Freitag, 3. Mai 2019

Elizabeth Strout: Alles ist möglich

Quelle: Pixabay/Peggychoucair
Elizabeth Strout ist eine großartige Geschichtenerzählerin. Mit ihrer Sprache trifft sie mich immer mitten ins Herz. Daher war der neue Roman "Alles ist möglich" ein absolutes Muss für mich.
Sie erzählt darin die Geschichten von Einwohnern einer Kleinstadt im mittleren Westen Amerikas. Der Vietnamkrieg liegt schon viele Jahre zurück. Und dennoch sind die seelischen Nachwehen derjenigen, die im Krieg waren, immer noch zu spüren.

Es ist nicht nur der Wohnort, der die Protagonisten miteinander verbindet. Manche sind verwandt, andere benachbart oder befreundet. Die meisten von ihnen leben hier seit einer gefühlten Ewigkeit. Andere wiederum sind mittlerweile aus ihrer Heimat weggezogen, sind aber immer noch eng mit ihr verwurzelt.
Quelle: Luchterhand
"Die Menschen konnten einen schon überraschen. Nicht nur durch ihre Güte, sondern auch durch ihre plötzliche Fähigkeit, genau die richtigen Worte zu finden."
Elizabeth Strout hat diesen Roman wie eine Sammlung von Erzählungen aufgebaut. Jede der Erzählungen behandelt die aktuelle Lebenssituation eines anderen Protagonisten. Dennoch sind diese Geschichten miteinander verwoben. Denn in einer Kleinstadt kennt man sich schließlich und redet mit- und übereinander.

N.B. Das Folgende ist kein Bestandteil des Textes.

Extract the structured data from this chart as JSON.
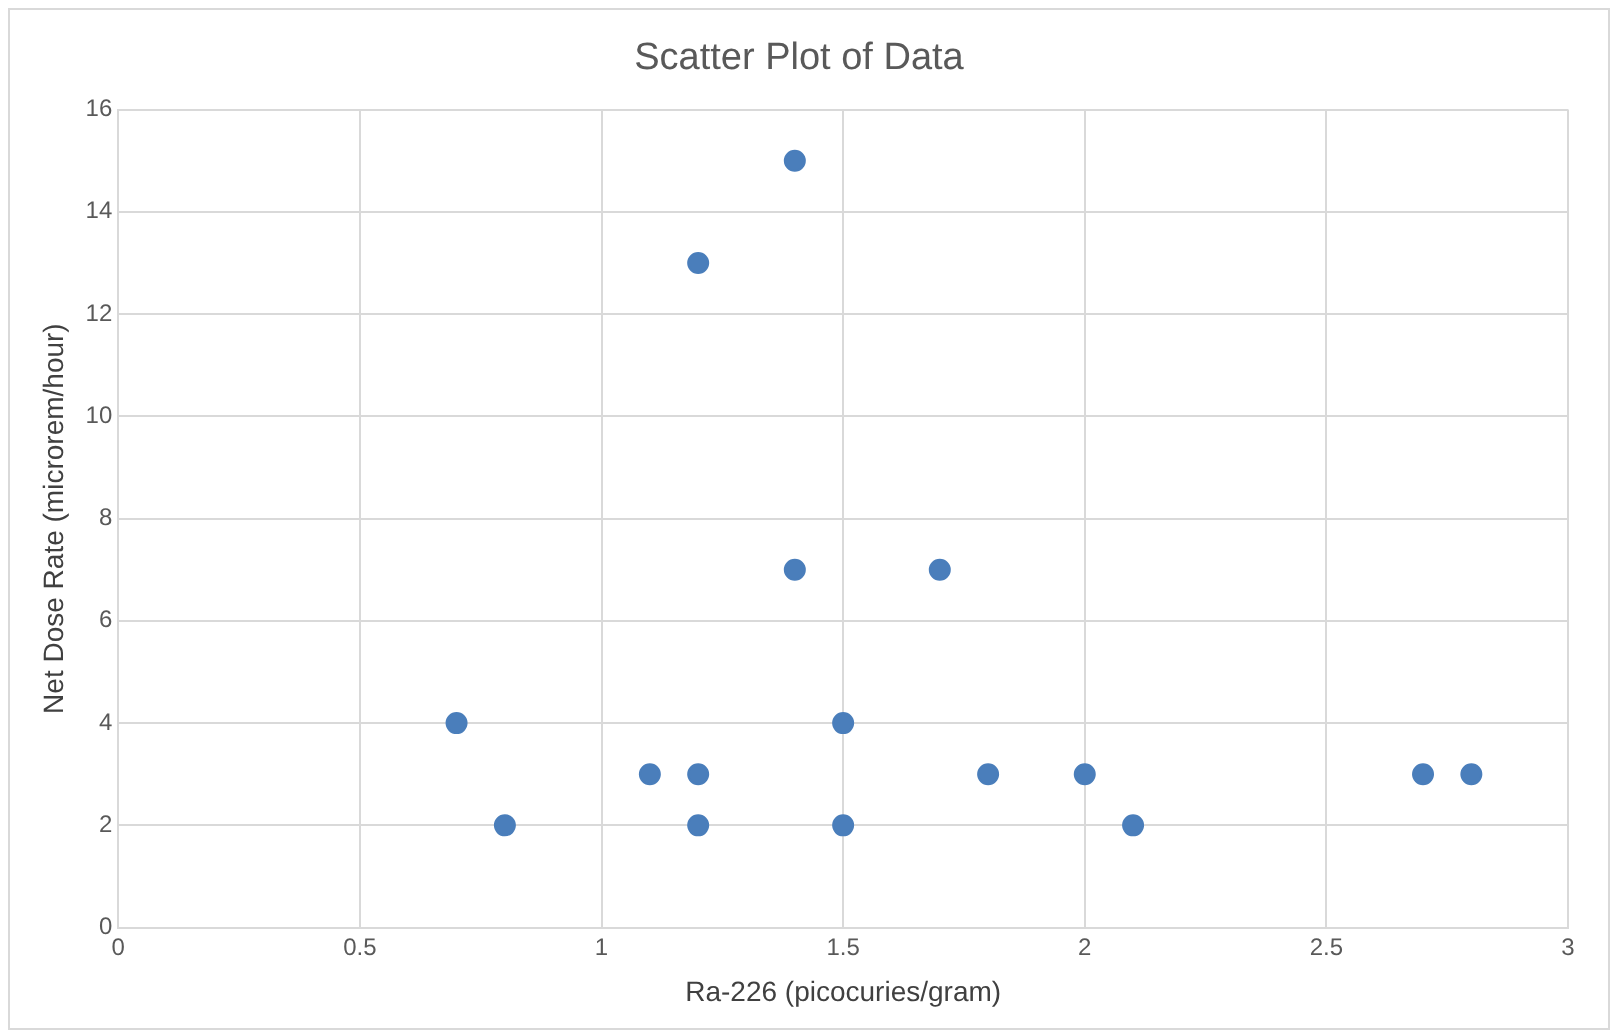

Die Charaktere in diesem Roman werden von der Autorin auf eine sehr feinfühlige und behutsame Weise gezeichnet. Sie sind verletzlich, kämpfen mit den Albträumen ihrer Vergangenheit. Einige hat dieser Kampf stark gemacht, andere wiederum hat dieser Kampf in die Knie gezwungen. Sie haben Sehnsüchte, träumen von einem besseren Leben oder sind zufrieden mit dem, was sie haben. So ist das Leben.
"Wie fern sie jetzt schienen, die Zeiten, als Charakter noch alles war, der Altar, vor dem die Welt sich neigte."
Und bei Elizabeth Strout ist das Leben ein langer ruhiger Fluss. So meint man zumindest, wenn man in ihren entspannten und unaufgeregten Sprachstil eintaucht. Einen Spannungsbogen, der zu einem Höhepunkt führt, braucht sie nicht. Der Weg ist das Ziel. Und der Weg ist in dem Fall die Zeichnung ihrer Charaktere in zarten wohltuenden Farben.
Dieses Buch wird nicht zu meinen Strout-Favoriten gehören. Ich mag lieber diejenigen aus ihrer Sammlung, die von Anfang bis Ende einen Handlungsstrang haben. Doch das ist Geschmackssache."Alles ist möglich" ist jedoch immer noch so gut, dass ich es gerne weiterempfehle.